3. The visual positioning method for mobile robot based on semantic object signposts of claim 1, wherein the step S2 comprises the following steps:

after the visual image is preprocessed, object detection and data association are carried out; then, a position and pose tracking is carried out by using an optical flow method, namely, the function of a visual odometer is realized, and the visual odometer integrates the position and pose optimized at the last moment to eliminate the accumulated error to the maximum extent; and then constructing a local object road sign map by using multiple views, adopting a sliding window type local map scale control strategy, carrying out rigid body transformation on an object road sign envelope surface coordinate system, expressing under a camera coordinate system, and finally forming the scale-controllable object road sign local map related to the camera coordinate system.

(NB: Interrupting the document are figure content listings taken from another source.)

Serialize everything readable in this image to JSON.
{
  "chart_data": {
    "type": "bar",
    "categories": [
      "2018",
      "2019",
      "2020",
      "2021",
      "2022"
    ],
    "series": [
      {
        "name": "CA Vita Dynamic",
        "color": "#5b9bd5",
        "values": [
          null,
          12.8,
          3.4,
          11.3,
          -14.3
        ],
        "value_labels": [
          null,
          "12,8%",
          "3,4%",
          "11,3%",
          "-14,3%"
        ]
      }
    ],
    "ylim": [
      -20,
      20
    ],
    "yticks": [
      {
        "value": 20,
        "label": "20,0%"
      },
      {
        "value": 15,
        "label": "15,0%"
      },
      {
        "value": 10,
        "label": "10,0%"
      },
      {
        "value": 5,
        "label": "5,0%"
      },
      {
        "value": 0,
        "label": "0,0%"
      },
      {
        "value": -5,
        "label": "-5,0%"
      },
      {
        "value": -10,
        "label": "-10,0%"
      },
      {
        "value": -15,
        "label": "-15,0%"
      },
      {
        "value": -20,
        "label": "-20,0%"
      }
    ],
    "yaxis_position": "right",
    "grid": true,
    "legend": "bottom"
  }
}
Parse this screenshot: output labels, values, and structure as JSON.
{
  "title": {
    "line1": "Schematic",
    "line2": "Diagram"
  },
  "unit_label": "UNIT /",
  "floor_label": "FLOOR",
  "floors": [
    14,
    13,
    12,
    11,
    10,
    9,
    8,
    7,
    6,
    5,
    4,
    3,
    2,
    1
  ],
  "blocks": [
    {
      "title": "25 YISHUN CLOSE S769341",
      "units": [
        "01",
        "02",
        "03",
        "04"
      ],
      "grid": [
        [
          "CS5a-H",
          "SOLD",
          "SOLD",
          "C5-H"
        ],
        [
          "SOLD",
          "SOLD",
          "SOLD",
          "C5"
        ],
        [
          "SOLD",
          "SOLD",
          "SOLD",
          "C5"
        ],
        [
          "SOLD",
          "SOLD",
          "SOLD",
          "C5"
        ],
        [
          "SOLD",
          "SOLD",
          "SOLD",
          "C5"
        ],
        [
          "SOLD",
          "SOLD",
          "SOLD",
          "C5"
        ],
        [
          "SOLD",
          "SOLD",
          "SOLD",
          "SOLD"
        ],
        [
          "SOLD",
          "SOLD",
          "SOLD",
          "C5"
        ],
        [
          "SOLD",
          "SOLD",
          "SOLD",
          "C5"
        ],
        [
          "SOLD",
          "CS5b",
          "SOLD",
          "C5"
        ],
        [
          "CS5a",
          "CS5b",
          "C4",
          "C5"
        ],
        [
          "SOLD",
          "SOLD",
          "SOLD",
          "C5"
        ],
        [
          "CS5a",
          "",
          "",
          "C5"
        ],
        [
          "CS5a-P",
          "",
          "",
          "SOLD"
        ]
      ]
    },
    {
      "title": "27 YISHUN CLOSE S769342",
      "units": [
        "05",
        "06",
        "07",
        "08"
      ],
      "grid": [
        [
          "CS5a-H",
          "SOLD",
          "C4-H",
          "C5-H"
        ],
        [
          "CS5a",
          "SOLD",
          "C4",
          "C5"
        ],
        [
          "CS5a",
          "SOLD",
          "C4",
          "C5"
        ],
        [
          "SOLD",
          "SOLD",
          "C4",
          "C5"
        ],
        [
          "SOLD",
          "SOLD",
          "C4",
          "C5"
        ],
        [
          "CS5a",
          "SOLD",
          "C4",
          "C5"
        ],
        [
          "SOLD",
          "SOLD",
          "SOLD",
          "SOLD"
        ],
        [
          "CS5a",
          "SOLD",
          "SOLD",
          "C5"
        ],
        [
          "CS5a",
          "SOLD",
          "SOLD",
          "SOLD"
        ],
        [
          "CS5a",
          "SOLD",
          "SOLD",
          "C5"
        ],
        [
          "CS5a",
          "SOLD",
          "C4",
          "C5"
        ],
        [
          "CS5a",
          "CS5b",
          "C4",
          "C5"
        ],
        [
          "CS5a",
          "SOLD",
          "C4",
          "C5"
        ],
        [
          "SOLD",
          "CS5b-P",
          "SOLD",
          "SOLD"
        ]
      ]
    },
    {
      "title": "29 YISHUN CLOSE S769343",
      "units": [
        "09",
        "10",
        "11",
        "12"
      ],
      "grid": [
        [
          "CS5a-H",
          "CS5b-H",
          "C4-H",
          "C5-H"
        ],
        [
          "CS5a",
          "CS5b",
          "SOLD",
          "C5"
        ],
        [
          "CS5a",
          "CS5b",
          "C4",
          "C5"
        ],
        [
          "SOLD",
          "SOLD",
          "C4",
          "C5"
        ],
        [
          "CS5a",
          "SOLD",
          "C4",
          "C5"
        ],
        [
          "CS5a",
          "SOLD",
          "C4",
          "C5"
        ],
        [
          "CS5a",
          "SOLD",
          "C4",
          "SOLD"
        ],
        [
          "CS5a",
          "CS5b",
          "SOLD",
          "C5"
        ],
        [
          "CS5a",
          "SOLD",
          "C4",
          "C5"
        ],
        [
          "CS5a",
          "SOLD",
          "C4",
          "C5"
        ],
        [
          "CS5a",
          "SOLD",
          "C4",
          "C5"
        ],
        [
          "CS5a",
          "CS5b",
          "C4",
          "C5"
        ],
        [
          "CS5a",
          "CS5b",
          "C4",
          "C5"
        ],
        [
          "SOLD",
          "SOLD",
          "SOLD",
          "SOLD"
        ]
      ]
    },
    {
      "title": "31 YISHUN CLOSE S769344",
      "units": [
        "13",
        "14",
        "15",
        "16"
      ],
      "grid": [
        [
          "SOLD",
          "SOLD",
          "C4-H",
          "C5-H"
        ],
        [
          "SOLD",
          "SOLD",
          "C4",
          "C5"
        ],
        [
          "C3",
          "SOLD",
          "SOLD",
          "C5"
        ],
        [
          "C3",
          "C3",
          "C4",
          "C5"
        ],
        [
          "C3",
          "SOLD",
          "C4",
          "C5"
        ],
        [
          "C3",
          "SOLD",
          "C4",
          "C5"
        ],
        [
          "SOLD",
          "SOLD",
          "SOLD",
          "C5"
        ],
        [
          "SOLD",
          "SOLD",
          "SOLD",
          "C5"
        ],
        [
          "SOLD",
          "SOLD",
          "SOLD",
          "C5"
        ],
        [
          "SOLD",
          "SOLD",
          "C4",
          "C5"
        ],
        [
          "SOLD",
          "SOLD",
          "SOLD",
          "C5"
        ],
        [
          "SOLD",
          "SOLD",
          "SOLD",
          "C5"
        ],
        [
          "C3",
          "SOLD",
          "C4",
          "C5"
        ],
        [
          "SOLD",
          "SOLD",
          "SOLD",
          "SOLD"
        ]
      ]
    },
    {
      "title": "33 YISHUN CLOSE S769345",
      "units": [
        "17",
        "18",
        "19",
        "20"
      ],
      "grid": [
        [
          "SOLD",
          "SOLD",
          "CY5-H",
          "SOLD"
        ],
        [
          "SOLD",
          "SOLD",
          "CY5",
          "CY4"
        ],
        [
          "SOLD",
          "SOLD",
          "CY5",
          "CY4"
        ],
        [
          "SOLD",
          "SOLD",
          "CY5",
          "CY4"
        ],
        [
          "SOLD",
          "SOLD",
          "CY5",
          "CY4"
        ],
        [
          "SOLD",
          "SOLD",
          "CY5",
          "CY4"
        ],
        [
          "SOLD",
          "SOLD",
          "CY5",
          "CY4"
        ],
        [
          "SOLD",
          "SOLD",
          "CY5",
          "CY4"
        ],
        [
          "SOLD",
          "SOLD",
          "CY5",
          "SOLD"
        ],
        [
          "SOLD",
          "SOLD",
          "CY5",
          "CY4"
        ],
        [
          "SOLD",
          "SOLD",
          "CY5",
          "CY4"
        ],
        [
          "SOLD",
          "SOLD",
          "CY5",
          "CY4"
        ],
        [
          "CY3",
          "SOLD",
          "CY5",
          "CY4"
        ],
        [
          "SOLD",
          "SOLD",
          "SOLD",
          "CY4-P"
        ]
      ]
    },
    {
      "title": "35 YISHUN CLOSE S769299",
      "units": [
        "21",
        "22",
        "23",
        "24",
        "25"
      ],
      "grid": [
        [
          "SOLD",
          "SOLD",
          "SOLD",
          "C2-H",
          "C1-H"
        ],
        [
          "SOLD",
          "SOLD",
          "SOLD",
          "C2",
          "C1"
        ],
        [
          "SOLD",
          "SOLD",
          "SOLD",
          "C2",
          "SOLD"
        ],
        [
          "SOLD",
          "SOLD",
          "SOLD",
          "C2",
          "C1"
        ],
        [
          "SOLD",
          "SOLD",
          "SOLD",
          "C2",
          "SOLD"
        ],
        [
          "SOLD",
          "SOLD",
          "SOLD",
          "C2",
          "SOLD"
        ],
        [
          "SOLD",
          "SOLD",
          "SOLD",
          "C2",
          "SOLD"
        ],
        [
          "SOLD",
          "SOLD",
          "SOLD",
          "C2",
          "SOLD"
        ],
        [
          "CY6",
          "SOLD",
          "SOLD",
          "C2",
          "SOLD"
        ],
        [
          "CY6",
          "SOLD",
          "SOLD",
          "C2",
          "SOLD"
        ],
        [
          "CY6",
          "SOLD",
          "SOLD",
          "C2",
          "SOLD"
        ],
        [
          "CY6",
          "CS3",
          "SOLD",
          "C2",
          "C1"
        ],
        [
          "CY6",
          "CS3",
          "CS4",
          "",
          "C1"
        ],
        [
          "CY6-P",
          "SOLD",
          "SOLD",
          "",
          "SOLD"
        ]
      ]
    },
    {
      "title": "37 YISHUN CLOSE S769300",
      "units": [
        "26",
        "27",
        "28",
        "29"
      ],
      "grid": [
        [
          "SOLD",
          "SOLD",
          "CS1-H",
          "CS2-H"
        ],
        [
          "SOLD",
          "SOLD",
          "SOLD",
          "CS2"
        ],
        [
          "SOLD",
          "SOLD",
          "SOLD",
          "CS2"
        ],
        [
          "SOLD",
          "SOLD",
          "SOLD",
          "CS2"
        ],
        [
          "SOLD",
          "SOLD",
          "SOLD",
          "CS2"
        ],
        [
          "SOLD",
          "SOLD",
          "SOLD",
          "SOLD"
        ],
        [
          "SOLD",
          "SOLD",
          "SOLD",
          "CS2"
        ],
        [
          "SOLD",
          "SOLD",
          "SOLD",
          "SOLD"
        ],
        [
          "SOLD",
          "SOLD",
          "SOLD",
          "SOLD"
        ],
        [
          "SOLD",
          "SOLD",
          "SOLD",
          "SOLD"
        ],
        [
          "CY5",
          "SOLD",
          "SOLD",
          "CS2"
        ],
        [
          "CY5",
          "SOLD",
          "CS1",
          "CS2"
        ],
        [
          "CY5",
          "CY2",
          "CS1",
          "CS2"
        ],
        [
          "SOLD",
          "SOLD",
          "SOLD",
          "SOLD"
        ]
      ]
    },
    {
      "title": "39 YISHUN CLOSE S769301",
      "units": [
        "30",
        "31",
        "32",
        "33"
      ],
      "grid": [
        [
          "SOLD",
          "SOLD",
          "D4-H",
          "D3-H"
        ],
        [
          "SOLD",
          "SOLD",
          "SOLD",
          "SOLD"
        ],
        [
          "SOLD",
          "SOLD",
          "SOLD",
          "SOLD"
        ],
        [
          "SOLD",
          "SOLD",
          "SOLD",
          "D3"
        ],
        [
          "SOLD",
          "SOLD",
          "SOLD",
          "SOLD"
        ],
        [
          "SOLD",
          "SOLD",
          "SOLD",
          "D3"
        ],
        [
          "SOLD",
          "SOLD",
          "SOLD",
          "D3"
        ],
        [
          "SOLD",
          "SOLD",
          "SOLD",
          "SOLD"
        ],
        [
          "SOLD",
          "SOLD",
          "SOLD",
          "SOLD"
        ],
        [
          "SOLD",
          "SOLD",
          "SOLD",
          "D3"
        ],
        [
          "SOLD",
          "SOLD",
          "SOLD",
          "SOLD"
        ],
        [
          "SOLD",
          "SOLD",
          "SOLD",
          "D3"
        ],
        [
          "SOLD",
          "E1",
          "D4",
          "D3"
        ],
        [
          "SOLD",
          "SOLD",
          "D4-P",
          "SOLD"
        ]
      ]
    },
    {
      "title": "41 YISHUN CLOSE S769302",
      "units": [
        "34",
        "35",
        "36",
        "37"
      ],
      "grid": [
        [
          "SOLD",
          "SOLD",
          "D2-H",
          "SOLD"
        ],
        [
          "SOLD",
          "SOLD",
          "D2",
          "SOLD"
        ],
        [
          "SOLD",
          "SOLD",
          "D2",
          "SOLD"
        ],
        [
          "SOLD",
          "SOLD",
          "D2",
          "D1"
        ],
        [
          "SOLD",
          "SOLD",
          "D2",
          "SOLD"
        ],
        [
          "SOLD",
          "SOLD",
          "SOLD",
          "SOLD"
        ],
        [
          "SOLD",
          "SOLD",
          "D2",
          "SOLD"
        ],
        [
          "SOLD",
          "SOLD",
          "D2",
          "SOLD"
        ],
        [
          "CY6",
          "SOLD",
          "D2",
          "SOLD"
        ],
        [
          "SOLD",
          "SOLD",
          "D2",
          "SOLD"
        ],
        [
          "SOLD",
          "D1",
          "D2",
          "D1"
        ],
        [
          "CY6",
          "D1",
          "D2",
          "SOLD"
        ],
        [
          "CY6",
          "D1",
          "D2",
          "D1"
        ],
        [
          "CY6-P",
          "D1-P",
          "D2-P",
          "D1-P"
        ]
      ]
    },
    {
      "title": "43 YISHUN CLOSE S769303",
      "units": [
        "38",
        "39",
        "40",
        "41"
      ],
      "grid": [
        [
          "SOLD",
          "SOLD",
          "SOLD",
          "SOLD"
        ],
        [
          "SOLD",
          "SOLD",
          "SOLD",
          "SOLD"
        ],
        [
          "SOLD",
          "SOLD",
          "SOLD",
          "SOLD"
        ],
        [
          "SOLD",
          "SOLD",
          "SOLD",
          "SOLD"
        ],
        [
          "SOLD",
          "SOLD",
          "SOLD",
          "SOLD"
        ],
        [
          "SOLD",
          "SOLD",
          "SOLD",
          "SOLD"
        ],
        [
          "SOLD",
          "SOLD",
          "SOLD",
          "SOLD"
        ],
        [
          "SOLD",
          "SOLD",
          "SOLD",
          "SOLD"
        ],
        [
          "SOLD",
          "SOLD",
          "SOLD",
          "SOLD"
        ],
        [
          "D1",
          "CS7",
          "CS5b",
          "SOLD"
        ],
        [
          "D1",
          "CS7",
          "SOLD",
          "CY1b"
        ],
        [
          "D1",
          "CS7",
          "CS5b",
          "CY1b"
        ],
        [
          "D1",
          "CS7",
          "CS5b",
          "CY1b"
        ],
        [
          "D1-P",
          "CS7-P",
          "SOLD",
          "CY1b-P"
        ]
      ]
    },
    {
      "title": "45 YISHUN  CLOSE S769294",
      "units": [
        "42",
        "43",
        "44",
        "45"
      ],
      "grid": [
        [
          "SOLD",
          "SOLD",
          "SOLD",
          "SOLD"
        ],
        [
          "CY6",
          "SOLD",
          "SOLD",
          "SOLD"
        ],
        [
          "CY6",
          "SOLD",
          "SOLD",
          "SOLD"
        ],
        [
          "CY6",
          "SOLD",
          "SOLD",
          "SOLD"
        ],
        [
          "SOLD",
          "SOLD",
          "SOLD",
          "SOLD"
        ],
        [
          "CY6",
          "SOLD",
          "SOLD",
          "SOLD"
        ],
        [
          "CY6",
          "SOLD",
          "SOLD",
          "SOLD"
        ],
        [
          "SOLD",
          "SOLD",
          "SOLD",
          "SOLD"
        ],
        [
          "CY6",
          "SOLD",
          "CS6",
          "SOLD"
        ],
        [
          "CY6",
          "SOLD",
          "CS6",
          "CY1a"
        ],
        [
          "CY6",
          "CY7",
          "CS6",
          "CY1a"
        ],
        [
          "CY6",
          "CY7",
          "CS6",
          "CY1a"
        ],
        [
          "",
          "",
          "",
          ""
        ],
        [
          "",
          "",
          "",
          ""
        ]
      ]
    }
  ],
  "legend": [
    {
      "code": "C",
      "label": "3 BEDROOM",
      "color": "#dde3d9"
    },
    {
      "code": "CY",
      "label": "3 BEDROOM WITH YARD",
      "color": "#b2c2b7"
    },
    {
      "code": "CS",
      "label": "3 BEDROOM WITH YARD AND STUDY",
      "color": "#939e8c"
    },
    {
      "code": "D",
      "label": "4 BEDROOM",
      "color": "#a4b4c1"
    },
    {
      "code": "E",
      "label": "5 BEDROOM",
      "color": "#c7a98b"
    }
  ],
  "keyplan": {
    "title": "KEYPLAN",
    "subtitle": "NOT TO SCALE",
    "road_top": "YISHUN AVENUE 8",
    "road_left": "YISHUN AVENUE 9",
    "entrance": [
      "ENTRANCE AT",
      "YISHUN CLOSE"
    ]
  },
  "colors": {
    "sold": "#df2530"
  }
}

4. The visual positioning method for mobile robot based on semantic object road sign of claim 1, wherein the specific process of step S3 is as follows:

matching an object landmark local map and an object landmark global map, wherein the matching problem is a sub-graph matching problem in mathematics, and the object landmark global map is represented as a graph structure G (V, E), wherein V is a node and comprises a three-dimensional coordinate and a label of each landmark i, and E is an edge and represents the mutual three-dimensional relationship between two landmarks; in the same way, the local map is represented as a graph structure H ═ (V ', E'), where V 'is a node and E' is an edge;

the map matching problem is specifically defined as: given a graph G with n nodes (V, E) and a graph H with m nodes (V ', E'), node correspondences are sought in graph G and graph H:

X∈{0,1} ^n×m

to maximize consistency of graph attributes and structure:

wherein v represents i of graph G ₁ Node and i of graph H ₂ A consistency measure of the nodes, the measure derived from the three-dimensional scale consistency of the signposts and the consistency of the semantic tags; d represents i of diagram G ₁ -j ₁ Edge and i of graph H ₂ -j ₂ A consistency measure of the edge, the measure derived from three-dimensional positional distance consistency between different landmarks in the map; matching nodes with the same label in the two maps by utilizing semantic information, reducing the number of optimization iterations, finally obtaining an optimal matching solution, and determining the one-to-one correspondence of the road signs between the two maps;

after the matching of the object landmark local map to the object landmark global map is finished, the pose propagation is carried out by taking the landmark three-dimensional information in the object landmark global map as a reference, namely the transformation T of the global map landmark three-dimensional information-local map reference coordinate system-camera coordinate system in the world coordinate system on the matching _wc E, SE (3), and finally obtaining the pose of the robot at the current moment relative to a map world coordinate system:

T _WR ＝T _WC T _CR ∈SE(3)

in the formula, T _CR E SE (3) is the transformation matrix of the robot with respect to the camera coordinate system, T _WC E SE (3) is a transformation matrix of the camera coordinate system relative to the world coordinate system, and the transformation matrix T of the robot relative to the world coordinate system can be obtained by multiplying the two according to a transformation matrix chain rule and performing matrix operation _WR And E, SE (3) is the positioning attitude information of the robot.